Fall brings lots of transitions – changing weather, new family schedules, and of course new data on Physician Assistant (PA) salaries and market trends. The AAPA
just completed their 2015 AAPA Salary Report which details 2014 data from 7,912 survey respondents. Here are a few notable findings:
- The median PA salary in 2014 was $93,800
- 80% of PAs reported being salaried
- In addition to base salary, liability coverage was provided to 92% of PAs
- Two-thirds of PAs reported employers who paid state license and Drug Enforcement Administration (DEA) fees
As a healthcare leader and administrator, I am often faced with producing a return on investment (ROI) analysis when I am coming up with a new initiative. Simply stated, I often need to prove that the company investment in the product, service or program I am developing will generate a financial reward for my employer.
There is no shortage of data supporting the value PAs bring to the healthcare team. Unfortunately, in small town practices (and in some large health systems as well), PAs are not always given the ROI credit we deserve. Sometimes, our charge data is not parsed out or allocated correctly and our work gets hidden under our physician colleagues. Additionally, many practices classify PAs as ancillary staff, therefore categorizing us as “overhead” instead of revenue generators.

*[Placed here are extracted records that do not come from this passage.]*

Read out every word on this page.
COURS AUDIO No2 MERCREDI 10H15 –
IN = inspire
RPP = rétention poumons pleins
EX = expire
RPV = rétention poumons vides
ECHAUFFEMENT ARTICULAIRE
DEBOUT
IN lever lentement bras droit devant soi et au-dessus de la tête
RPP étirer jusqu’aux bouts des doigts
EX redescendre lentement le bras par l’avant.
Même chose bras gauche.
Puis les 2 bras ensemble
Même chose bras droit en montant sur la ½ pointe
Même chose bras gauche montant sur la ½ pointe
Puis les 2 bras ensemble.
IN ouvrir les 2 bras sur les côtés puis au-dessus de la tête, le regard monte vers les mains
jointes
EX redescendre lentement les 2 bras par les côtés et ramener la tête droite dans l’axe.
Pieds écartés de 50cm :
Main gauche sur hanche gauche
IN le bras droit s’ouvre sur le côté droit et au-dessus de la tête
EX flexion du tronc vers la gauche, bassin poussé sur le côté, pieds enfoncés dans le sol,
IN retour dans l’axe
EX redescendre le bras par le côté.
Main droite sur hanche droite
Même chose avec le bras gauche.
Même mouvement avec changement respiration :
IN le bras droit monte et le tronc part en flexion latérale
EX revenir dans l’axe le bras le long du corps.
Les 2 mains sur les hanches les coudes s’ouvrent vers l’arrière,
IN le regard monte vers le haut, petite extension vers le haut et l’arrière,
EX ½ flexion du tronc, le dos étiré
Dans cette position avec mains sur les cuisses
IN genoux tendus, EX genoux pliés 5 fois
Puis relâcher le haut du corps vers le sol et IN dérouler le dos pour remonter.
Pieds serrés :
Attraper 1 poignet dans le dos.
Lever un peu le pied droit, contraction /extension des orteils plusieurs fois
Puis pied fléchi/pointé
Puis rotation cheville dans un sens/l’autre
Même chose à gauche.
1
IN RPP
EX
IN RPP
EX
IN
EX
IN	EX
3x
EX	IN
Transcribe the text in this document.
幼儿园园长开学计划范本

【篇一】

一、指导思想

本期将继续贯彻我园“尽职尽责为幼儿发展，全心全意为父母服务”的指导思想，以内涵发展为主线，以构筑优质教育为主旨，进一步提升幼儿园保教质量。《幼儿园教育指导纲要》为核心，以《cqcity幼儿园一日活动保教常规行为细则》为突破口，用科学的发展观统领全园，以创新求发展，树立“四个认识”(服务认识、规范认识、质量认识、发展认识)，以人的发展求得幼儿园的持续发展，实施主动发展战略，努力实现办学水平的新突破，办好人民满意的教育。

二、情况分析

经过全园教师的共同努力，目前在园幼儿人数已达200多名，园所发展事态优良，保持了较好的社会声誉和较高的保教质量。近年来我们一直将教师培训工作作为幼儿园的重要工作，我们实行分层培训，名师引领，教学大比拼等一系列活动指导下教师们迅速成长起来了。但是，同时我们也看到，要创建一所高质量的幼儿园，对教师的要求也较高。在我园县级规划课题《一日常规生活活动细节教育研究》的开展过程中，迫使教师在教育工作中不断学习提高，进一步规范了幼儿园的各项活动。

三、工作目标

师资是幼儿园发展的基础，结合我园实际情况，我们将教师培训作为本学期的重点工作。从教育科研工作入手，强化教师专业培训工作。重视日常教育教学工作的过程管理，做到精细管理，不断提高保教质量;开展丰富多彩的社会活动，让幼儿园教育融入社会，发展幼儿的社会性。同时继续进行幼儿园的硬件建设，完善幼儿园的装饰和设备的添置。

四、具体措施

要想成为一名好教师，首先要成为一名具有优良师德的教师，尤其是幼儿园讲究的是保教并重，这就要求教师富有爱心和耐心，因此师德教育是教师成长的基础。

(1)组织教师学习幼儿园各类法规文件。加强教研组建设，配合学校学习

So how can the working PA showcase value and strengthen the ROI argument? Here are a few ideas.
- Increase your skills – Learn a new procedure or expand services for your office, e.g., staff urgent care hours or lead a flu vaccine clinic.
- Show you can handle leadership and administrative duties – Lead a medical home certification initiative or a quality improvement project.
- Know your numbers – Work with your leadership team to understand the insurance contracts your employer holds and ask for quarterly reports of your attributed charges and collections. Especially if any of these contracts are value based, there will be opportunity to discuss and design operational approaches to meet patient metrics such as the diabetic eye exam or emergency department utilization for chronic disease patients.
According to a recent Health Affairs article
by Dawn Morton-Rias, President and CEO of the National Commission on Certification of Physician Assistants (NCCPA), PAs are often overlooked, particularly when it comes to measuring team care and patient satisfaction. She actively calls for “increased awareness on the part of health leaders, a stronger commitment to health care teams, and recognition of the value and service provided by PAs.”
Quality of care and patient satisfaction are core competencies for PAs. It is imperative that PAs are included in the value equation in all levels of administration and management.